Why You Should Double-Enter (in Speech and Debate)

admissions counseling debate speech Nov 25, 2022

The National Speech and Debate Association's (NSDA) national championship tournament used to have repetitive awards ceremonies. This is because, until the early 2000s, students were allowed to double-enter in main events. The top students would excel in both categories.

You may have seen Josh Gad's 1999 championship original oratory. You might not know that Josh (now famous for his work in films like Frozen and the live-action Beauty and the Beast) won humorous interpretation with a parody of The Wizard of Oz in the same year, or that he had finaled in dramatic interpretation a few years prior.

If you're a real speech and debate history buff, you may know about a performer like Thomas Finley, who won nationals in humorous interpretation in 2003--the same year he made the final round in duo interpretation.

But you don't need to go back 20 years to see how double-entered students lead the pack of competitors. The most competitive college organizations are the American Forensics League (AFA) and National Forensics League (NFA). The 2022 national runner-up in Lincoln-Douglas, Tess Welch, also made national finals in impromptu and extemporaneous speaking. Anna Kutbay, from the University of Alabama, made finals in persuasive (original oratory), informative, and extemporaneous speaking during the same year.

You get the point: the most successful competitors seem to be competing in a lot of categories. But are they successful because they compete in a lot of categories, or do they compete in a lot of categories because they're successful?

The evidence suggests the answer to both questions is "yes." Double-entry makes you a stronger competitor, and being a stronger competitor incentives you to double-enter more often.

There are four primary reasons students participate in speech: (1) to become more confident, (2) to find community, (3) to win championships, and (4) to get into college. Double-entry helps students achieve all four goals.

First, double-entering builds confidence. More people are afraid of speaking publicly than death itself. One of the best ways to overcome that fear is by being directly exposed to it and realizing it's not that bad. If you only enter in a single category every weekend, you may have only 30 minutes of public speaking time across a full day of competition. If you double- or triple-enter, you can multiply that time substantially. The psychology is clear: according to the tenets of exposure therapy, social anxiety is reduced by social participation. If you're a speech student who is afraid of debate, or a debate student who's afraid of slowing down and speaking, conquer those fears by double-entering.

Second, double-entering helps you find community. The speech and debate world is a remarkable place. The idiosyncratic rituals and techniques employed by different subgroups (policy debaters versus dramatic interpers, impromptu kids versus orators) are varied and fascinating. If you don't like how one set of folks behave, there may be a more welcoming group a few rooms away.
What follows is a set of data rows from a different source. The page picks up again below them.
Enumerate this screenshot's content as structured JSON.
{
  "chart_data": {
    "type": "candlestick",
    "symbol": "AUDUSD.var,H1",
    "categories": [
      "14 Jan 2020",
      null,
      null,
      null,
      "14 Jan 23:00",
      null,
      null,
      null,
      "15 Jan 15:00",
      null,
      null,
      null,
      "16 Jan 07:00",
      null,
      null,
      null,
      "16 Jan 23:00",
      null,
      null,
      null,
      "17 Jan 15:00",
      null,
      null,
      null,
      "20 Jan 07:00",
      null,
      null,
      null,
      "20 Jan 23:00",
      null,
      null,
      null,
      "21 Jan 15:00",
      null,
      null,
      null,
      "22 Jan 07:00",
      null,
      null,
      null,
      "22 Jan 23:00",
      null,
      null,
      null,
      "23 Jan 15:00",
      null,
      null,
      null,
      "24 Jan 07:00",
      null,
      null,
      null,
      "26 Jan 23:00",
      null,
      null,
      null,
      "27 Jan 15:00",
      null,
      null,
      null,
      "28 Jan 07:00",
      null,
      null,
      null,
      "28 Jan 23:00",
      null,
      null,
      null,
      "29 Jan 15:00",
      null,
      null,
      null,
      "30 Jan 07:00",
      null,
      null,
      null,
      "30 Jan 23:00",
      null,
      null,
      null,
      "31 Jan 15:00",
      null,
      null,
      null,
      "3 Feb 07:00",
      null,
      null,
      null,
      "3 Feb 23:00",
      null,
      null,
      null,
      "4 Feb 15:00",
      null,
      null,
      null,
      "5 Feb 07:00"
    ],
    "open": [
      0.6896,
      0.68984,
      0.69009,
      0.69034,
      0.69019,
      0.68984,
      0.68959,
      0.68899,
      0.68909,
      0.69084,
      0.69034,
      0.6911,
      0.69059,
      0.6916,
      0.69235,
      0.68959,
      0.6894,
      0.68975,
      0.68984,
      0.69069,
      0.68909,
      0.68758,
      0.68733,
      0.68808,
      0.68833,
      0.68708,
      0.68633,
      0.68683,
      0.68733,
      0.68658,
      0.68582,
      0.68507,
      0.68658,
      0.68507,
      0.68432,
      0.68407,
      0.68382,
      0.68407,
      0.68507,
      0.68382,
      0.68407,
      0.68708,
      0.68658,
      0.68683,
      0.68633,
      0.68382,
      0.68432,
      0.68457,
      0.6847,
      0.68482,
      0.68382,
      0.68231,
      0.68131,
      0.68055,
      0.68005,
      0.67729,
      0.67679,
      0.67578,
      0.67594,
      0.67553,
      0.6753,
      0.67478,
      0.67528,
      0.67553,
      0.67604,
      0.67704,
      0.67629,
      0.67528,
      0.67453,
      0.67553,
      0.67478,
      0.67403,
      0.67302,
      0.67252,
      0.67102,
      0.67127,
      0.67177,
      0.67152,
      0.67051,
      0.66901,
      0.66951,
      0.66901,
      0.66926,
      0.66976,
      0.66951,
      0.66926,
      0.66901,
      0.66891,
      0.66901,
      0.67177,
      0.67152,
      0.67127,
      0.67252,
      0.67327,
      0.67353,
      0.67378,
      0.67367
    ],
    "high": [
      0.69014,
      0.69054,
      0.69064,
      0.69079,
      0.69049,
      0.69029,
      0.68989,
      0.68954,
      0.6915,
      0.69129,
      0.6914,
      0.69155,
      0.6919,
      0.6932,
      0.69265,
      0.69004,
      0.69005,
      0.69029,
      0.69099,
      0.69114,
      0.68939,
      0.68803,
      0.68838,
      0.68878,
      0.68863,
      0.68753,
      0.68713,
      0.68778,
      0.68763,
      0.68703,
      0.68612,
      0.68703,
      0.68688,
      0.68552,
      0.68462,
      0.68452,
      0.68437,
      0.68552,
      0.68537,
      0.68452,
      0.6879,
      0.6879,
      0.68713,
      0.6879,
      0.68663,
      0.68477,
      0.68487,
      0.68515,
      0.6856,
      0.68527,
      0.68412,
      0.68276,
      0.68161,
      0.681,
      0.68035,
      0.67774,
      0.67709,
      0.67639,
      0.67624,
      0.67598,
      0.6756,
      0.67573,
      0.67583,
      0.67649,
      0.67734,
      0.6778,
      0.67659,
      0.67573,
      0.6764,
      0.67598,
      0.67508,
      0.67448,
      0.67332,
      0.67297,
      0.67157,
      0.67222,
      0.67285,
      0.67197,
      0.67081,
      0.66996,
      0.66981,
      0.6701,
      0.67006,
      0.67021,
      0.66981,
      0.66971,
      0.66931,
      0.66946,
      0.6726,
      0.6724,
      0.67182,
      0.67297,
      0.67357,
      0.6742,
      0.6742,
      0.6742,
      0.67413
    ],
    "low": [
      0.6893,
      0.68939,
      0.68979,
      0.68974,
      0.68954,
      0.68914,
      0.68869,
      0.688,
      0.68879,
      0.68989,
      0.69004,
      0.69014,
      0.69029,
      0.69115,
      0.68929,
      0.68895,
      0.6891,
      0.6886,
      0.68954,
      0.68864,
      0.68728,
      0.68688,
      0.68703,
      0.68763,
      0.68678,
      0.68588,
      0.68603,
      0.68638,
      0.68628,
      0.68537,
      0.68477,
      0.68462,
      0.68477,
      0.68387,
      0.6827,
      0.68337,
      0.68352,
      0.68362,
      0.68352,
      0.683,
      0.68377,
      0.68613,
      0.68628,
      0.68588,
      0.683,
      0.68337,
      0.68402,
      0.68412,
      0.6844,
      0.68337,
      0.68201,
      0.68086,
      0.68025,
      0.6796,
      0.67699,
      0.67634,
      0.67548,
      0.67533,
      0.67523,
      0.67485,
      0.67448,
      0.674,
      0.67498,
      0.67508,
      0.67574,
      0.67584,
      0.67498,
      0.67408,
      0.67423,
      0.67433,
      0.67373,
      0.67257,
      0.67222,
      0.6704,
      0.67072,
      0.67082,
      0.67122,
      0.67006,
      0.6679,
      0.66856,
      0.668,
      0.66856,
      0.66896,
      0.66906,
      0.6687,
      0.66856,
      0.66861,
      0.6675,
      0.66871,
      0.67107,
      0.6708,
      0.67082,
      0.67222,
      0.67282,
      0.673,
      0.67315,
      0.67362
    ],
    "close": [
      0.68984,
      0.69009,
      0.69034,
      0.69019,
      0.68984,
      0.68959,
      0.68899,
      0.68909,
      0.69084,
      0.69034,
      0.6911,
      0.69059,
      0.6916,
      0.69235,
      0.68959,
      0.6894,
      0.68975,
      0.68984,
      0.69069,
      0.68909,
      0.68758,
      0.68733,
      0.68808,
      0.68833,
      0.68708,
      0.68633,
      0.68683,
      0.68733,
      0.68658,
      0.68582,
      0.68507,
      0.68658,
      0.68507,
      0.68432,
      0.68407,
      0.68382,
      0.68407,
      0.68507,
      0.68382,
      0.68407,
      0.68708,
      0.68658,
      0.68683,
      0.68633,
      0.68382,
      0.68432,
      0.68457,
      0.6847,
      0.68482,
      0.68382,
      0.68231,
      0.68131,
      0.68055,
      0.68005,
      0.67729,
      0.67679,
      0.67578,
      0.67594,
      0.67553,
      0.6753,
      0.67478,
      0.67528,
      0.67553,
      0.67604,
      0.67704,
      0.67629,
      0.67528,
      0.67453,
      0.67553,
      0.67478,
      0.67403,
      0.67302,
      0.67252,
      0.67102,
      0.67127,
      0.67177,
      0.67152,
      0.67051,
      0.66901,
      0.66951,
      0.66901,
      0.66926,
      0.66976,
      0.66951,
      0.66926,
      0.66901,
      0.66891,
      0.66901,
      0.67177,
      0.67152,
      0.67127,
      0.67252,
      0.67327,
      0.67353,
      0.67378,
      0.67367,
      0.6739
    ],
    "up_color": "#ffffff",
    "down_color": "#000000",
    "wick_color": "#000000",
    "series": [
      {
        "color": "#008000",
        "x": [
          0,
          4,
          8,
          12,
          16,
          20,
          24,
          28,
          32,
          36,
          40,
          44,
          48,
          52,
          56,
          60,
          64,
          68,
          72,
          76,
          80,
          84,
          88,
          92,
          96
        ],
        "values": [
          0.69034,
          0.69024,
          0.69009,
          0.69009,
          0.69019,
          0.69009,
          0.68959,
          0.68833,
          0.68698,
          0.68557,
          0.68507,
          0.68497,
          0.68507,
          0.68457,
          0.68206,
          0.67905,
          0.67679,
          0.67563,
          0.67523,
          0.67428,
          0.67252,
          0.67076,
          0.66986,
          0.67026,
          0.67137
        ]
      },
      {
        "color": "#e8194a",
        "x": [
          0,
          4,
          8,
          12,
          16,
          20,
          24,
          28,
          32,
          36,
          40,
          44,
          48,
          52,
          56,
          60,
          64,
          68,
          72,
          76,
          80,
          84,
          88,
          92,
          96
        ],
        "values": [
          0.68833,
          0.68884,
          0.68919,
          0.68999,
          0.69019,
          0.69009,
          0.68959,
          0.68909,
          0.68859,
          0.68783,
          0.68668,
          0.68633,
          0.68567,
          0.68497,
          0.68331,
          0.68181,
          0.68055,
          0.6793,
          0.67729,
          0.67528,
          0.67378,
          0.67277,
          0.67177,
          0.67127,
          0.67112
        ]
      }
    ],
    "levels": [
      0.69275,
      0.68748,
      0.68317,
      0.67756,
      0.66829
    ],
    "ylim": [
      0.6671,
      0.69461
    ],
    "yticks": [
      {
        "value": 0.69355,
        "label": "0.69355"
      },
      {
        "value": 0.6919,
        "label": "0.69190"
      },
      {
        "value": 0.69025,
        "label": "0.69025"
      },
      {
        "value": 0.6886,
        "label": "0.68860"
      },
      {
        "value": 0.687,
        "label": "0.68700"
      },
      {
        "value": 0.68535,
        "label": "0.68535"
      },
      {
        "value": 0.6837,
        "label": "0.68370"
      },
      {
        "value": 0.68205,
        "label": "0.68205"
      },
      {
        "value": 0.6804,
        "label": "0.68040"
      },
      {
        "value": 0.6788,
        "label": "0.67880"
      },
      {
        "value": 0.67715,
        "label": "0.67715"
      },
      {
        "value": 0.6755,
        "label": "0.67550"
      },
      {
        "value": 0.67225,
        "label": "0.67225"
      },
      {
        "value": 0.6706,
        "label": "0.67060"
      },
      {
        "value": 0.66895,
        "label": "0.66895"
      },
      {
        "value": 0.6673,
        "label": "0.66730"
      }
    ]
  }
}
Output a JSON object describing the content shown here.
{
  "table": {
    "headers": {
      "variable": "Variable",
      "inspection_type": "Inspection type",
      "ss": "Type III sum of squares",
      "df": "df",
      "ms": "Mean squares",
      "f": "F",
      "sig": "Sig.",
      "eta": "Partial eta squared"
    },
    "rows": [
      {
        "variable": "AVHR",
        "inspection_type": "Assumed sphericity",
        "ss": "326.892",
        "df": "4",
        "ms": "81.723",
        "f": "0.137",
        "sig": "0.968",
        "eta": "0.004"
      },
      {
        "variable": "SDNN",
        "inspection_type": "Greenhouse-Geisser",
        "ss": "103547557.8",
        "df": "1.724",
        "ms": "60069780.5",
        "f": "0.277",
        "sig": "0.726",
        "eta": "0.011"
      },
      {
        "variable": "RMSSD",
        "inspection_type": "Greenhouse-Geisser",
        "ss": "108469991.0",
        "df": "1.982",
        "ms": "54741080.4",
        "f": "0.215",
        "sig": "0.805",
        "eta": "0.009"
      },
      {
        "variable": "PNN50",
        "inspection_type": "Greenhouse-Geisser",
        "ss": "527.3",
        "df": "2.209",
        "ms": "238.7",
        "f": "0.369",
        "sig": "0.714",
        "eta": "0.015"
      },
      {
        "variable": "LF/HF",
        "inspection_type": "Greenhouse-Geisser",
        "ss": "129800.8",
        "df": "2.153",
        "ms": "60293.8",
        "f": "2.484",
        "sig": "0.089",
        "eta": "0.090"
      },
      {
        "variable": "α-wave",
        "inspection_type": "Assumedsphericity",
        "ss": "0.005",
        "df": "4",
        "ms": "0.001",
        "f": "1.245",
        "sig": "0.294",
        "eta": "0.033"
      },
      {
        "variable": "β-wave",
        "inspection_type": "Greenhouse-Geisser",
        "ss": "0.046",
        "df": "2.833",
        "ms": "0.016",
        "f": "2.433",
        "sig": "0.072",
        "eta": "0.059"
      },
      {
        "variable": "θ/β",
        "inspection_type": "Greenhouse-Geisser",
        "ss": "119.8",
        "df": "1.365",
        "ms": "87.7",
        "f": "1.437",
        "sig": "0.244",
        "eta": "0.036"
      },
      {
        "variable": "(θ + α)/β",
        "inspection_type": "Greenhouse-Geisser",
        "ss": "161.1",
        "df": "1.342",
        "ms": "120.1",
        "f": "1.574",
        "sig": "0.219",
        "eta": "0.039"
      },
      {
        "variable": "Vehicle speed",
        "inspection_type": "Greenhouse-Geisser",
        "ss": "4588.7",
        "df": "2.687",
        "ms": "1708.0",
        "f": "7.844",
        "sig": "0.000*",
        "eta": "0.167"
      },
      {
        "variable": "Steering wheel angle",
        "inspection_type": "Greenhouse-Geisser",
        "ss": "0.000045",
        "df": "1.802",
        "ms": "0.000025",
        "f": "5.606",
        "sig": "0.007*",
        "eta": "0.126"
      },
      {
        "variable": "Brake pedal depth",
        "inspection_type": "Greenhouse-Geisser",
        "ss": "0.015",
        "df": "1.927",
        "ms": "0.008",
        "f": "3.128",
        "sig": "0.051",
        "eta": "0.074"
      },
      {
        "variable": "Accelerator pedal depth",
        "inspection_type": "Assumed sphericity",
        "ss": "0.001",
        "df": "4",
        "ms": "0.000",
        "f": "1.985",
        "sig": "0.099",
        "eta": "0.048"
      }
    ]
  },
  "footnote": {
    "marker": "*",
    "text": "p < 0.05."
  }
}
It's easier to relate to them by sharing in their experiences. Speaking to them from a place of direct experience is preferable than coming in as an outsider.

Third, double-entering helps you win championships. As we discussed earlier, the past NSDA and current AFA/NFA tournaments demonstrate how the best of the best enter in multiple categories. There are countless anecdotal examples (did you know the 2009 national dramatic interpretation champion, Jane Bruce, was a state champion in impromptu speaking?). Going to the NSDA's student database and looking at how the top students accumulated their NSDA points almost invariably reveals a multitude of events.

The speech and debate events are complementary. If you have improvisation experience, it'll be easier to recover in a prepared category after a mistake. If you have debate experience, it'll be easier to formulate an argument in a research-based speech. If you have prepared oratory experience, you'll have internalized persuasive structures for spontaneous speeches. If you have acting experience, you can bring a sense of grativas and ethos to all the other speeches.

I'm not arguing you should be a jack of all trades and a master of none. Entering in EVERY category is excessive. However, it's clear that choosing two or three categories to deeply understand every year will make you a more successful speaker.

Fourth, double-entering helps with college. There are a few ways to demonstrate top-tier excellence for highly selective schools. You would win a national championship, which is largely outside of your control. You could win at a bunch of smaller tournaments, which is more likely if you enter in more categories. You can also get enough NSDA points to prove your merit.

The NSDA gives you points for every round you compete. The more rounds, the more categories, the more points. These points can make you eligible for Academic All-American status, levels of distinction (up to Premier Distinction), and even the All-State and All-American leader board for the top competitors. Whether or not you clinch that national title, nearly every dedicated student can become an All-American. Colleges recognize that title. They favor it. You can earn it.

You have a finite amount of time left to make the most of your K-12 speech and debate experience. Optimize it. Cherish it. Make the most of it by double-entering.